Laurent Naouri (Mamma Agata), Patrizia Ciofi (Daria, Prima Donna), Charles Rice (Procolo), Clara Meloni (Luigia, seconda donna), Enea Scala (Guglielmo, primo tenore), Pietro Di Bianco (Biscroma Strappaviscere), Enric Martinez-Castignani (Cesare Salsapariglia, poète), Piotr Micinski (L’impresario), Katherine Aitken (Pippetto), Dominique Beneforti (le directeur du théâtre), Choeur et Orchestre de l’Opéra de Lyon, dir. Lorenzo Viotti. Mise en scène Laurent Pelly. Enregistré à l’Opéra de Lyon les 6 et 8 juillet 2017.
Opus Arte OA 1335D (114’). Notice en anglais. Distr.

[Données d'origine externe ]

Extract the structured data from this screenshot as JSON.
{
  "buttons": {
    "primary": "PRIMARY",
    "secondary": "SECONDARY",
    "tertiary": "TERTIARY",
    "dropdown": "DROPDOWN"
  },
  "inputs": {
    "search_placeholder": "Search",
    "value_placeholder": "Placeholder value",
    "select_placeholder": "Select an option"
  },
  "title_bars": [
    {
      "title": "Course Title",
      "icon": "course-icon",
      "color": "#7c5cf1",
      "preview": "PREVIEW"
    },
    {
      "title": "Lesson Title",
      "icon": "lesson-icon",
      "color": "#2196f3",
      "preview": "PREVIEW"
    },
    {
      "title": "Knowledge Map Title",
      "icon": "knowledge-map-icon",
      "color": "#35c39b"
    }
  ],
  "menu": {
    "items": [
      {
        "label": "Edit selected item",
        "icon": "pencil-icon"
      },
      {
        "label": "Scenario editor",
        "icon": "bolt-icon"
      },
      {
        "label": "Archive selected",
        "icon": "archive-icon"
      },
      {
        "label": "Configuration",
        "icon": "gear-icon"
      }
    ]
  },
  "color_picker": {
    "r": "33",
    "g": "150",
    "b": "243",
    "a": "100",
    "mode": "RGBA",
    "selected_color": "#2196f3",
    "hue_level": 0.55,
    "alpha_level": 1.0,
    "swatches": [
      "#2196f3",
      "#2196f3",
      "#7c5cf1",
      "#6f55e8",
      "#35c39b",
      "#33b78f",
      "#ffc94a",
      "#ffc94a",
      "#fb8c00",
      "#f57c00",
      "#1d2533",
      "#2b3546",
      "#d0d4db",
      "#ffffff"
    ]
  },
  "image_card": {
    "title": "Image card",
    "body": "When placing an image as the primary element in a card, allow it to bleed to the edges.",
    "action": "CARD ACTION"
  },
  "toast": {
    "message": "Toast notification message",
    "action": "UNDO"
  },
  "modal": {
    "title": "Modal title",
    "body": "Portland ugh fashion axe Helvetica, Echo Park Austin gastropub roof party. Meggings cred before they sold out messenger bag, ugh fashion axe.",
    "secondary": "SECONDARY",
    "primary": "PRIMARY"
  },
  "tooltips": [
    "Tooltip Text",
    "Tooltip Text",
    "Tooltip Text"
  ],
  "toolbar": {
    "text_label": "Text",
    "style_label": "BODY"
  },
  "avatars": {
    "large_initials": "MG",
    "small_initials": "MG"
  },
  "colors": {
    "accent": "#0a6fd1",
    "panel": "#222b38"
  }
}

DistrArt Musique.

Sans doute est-ce pour signifier que les mœurs théâtrales mises en scène par Donizetti et son librettiste dans les Convenienze ed inconvenienze teatrali appartiennent à une époque révolue que Laurent Pelly en a transposé l’action dans un théâtre transformé en parking où une troupe fantomatique, tout droit sortie des années 1930 (mais pourquoi pas 1830 ?), se chamaille autour d’un opéra séria en cours de composition. De fait, les querelles de préséance entre la prima et la seconda donna, le ténor prétentieux à l’accent germanique, le "musico" qui réclame son rondo, le mari de la diva qui fait l’article du talent de sa femme, tout cela ne nous parle plus guère et paraît, dans cette mise en scène, d’un comique un peu forcé voire un rien trop caricatural. Certes, les personnages secondaires – le librettiste, le compositeur et l’imprésario – sont croqués avec beaucoup de réalisme mais, sans le numéro de Mamma Agata, la mère "abusive" de la seconda donna qui, sous prétexte de protéger sa fille, terrorise la troupe et finit par s’imposer pour remplacer le "musico", enfui en même temps que le ténor à la fin du premier acte, tout cela aurait bien du mal à nous arracher un peu plus qu’un sourire.
L’ensemble, mené de main de maître par Lorenzo Viotti offre quelques beaux numéros musicaux mais il faut attendre la seconde partie où l’on retrouve la troupe dans le théâtre restitué à sa splendeur et contrainte par la "Forza"(ici la police) à répéter, pour que, par le jeu de la parodie, les costumes décalés, le ridicule des textes, les conventions musicales et les approximations des interprètes, le comique marche à plein. Le plus célèbre des airs parodiés est la Chanson du saule de l’Otello de Rossini dans laquelle Laurent Naouri, inénarrable en Mamma Agata permanentée et en robes à fleurs, s’en donne à cœur joie, passant des graves les plus profonds au falsetto le plus ridicule. Charles Rice en proconsul de pacotille et son air de "sortita" avec le chœur masculin, transformé en numéro de music-hall, est absolument irrésistible. Patrizia Ciofi, en prima donna allumée, déploie tout l’arsenal du belcanto le plus délirant et se démène dans ses airs virtuoses pour leur donner une tournure comique. On y ajoutera le très bel air de Luigia la seconda donna et l’air de bravoure que chante le ténor caché parmi les fauteuils mais tous deux paraissent tout à fait sérieux et un peu hors sujet.
Dans les sous-titres, le "musico" est devenu un contre-ténor. Katherine Aitken, est du reste habillée en homme. Mais ni en 1830 ni en 1930, on ne trouvait de "contre-ténor" dans les distributions d’opéra. Un musico est une femme spécialisée dans les rôles d’hommes en travesti, remplaçant les castrats en voie de disparition. Ce double anachronisme nous parait emblématique de ce qui manque à cette production pour donner pleinement vie au propos au-delà d’un "réalisme" de surface, c’est à dire une véritable approche dramaturgique de l’argument qui contribuerait à faire une véritable pièce de théâtre de ce qui reste au final un patchwork de numéros plus ou moins amusants et brillants. Regrettons aussi que l’éditeur de la vidéo n’ait pas pris la peine d’identifier les airs d’insertion de cette version qui, à moins de connaître les 75 opéras de Donizetti, resteront anonymes pour le mélomane moyen.